At the Joint Reconstruction Orthopedic Center at Buffalo, NY, Dr. Repicci and the nursing team promote the idea of ambulatory care to patients in groups of ten, starting with a class one week before the surgery. "In a group circumstance, patients can exchange ideas and gain comfort with the concept" of ambulatory care, he says. The same nurses provide both education and patient care, and this allows patients to develop a trust and bond with the nurses that Dr. Repicci says motivates their recovery.
For outpatient facilities, reimbursement presents yet another big variable. One Philadelphia-area outpatient facility has performed three Repicci procedures with good clinical success, but has only been able to offer it to patients covered by workers' compensation plans. According to Dr. Repicci, it is indeed difficult to obtain sufficient reimbursement right now, but he is hopeful that the increasing recognition by the orthopedic community will cause insurers to act. According to the makers of the Repicci II system, the estimated total fee for the procedure is typically less than half that of a typical TKR: $7,500 vs $16,000 for a TKR. Nevertheless, in today's environment, significant negotiation is par for the course. To improve the chances for success with insurers, Dr. Repicci recommends against coding for arthroscopy even though the procedure calls for an initial arthroscopic exploration of the joint to ensure that disease is limited to one compartment. Rather, Dr. Repicci codes for hemiarthroplasty plus patelloplasty, which is needed to achieve visualization, and he now uses a standard Medicare code for his Buffalo practice after much negotiation.

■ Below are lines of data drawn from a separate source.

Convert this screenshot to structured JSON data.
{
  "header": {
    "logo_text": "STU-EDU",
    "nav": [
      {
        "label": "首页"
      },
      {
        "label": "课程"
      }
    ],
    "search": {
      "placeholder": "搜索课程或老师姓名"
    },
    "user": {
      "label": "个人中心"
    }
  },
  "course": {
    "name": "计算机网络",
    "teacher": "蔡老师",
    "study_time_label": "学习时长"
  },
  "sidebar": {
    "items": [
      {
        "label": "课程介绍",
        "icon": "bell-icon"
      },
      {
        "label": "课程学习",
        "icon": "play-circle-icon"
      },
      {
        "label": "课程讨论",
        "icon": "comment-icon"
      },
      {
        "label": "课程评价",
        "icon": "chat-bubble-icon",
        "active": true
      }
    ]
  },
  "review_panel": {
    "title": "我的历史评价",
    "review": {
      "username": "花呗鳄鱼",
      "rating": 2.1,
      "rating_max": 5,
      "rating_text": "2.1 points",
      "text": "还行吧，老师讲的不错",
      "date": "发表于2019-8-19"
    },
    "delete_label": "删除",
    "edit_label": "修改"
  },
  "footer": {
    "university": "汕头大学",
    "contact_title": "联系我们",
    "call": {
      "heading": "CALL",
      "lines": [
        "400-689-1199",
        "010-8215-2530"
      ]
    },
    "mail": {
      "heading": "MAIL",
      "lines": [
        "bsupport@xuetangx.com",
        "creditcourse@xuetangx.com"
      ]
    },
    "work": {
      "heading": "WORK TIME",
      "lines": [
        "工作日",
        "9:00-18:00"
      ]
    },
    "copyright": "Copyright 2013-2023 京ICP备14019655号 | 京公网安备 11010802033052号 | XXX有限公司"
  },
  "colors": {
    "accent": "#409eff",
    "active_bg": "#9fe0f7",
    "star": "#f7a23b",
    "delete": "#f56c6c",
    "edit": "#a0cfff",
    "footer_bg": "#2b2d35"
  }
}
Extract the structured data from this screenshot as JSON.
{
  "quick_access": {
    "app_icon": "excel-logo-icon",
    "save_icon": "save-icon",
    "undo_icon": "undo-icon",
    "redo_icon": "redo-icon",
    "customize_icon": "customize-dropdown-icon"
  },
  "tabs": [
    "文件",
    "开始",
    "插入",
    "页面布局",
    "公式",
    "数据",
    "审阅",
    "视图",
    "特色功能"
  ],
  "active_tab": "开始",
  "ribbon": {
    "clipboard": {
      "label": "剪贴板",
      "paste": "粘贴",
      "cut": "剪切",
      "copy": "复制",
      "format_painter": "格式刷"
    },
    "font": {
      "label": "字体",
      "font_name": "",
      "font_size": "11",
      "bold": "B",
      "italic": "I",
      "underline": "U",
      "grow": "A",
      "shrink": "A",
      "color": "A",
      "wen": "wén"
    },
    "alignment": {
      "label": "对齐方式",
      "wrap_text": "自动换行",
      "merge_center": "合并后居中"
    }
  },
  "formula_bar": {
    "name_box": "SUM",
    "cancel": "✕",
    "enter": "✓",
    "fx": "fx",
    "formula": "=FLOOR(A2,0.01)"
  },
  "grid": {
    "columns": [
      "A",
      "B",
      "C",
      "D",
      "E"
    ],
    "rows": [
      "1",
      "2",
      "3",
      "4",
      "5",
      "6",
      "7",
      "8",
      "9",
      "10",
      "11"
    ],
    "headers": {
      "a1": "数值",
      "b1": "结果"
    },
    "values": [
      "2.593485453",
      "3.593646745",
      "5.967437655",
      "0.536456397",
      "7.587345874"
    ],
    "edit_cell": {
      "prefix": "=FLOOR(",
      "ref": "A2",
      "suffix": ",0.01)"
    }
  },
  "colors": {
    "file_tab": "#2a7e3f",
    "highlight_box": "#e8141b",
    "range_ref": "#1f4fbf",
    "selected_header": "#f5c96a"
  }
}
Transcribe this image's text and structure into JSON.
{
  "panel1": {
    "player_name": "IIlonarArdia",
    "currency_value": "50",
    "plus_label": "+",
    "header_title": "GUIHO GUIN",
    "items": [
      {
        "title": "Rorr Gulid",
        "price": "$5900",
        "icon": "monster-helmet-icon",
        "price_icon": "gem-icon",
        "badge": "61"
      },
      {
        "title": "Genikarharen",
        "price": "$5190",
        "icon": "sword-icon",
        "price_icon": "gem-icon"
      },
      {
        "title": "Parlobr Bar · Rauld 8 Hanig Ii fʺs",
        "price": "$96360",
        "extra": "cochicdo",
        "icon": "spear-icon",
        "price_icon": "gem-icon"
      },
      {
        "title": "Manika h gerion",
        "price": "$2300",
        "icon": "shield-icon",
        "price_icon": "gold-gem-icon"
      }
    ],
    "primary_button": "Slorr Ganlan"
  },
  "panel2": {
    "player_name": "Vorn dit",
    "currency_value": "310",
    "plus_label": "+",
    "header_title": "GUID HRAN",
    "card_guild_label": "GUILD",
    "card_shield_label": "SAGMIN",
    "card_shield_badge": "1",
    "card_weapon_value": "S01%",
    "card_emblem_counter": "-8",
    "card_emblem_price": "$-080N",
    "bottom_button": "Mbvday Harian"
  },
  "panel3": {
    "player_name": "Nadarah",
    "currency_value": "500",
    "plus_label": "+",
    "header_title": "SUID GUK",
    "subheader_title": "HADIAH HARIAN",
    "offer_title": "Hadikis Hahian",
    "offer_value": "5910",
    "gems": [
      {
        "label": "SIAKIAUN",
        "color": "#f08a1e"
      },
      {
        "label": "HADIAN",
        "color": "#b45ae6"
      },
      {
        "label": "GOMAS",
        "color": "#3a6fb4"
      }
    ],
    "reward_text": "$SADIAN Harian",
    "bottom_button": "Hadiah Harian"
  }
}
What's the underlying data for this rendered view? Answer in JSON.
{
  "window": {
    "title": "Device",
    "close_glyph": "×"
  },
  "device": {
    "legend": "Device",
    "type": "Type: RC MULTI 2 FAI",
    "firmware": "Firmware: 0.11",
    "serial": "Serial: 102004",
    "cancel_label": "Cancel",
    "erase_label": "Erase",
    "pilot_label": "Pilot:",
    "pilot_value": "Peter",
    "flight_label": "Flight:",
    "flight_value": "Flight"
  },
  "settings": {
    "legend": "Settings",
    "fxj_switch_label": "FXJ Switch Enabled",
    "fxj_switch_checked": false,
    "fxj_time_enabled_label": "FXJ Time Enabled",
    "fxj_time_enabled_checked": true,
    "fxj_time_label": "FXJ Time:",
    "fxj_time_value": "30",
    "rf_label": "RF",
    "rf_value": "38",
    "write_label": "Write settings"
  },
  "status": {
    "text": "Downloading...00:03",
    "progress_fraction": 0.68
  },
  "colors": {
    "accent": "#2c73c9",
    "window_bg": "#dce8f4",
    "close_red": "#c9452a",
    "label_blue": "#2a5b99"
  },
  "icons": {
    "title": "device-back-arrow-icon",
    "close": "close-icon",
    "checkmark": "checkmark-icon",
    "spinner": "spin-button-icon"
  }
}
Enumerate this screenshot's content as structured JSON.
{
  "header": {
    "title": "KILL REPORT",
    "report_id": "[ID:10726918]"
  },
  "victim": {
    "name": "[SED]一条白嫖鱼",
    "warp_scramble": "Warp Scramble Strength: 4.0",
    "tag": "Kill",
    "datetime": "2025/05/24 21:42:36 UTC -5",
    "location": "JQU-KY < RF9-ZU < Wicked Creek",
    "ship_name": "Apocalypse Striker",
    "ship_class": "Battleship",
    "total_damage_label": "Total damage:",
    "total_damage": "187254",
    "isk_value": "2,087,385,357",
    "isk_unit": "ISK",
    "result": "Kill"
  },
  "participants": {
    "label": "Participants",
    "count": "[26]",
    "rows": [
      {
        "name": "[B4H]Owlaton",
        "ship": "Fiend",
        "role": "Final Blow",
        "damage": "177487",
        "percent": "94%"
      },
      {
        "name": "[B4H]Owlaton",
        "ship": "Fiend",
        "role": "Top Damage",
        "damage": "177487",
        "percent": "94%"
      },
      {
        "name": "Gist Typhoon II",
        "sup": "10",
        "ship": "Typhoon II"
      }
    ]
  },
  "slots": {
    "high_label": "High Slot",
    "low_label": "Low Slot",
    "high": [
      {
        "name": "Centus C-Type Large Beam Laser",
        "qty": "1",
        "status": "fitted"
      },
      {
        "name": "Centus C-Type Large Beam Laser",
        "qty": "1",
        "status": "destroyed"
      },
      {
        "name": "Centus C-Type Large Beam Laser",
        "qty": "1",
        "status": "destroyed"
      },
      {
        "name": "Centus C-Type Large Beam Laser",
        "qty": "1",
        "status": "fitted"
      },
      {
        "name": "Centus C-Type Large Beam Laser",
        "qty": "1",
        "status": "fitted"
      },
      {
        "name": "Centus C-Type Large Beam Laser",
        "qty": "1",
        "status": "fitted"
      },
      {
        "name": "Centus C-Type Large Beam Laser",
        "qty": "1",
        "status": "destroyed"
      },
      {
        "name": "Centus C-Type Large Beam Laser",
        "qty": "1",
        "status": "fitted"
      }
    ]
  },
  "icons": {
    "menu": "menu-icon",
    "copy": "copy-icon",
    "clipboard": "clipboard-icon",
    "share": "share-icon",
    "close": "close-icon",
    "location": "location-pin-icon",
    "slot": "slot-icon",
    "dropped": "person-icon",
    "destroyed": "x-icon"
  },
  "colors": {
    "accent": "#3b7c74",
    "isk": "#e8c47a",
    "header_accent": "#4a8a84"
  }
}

Outpatient facilities considering the procedure should also be sure to have good back-up systems in case of the need for an overnight stay. Because of the age group, good patient screening is also essential to minimize this possibility.
What the Future Holds
It is not clear what the future holds for this procedure, but some outpatient facilities are already aggressively marketing the technique. Dr. Repicci, who has performed approximately 2,000 such procedures, estimates that surgeons perform 10,000 unicondylar procedures each year, but that the market potential is upwards of 100,000 annually. For outpatient facilities that already offer orthopedic procedures, it may pay to be on the leading edge of this market.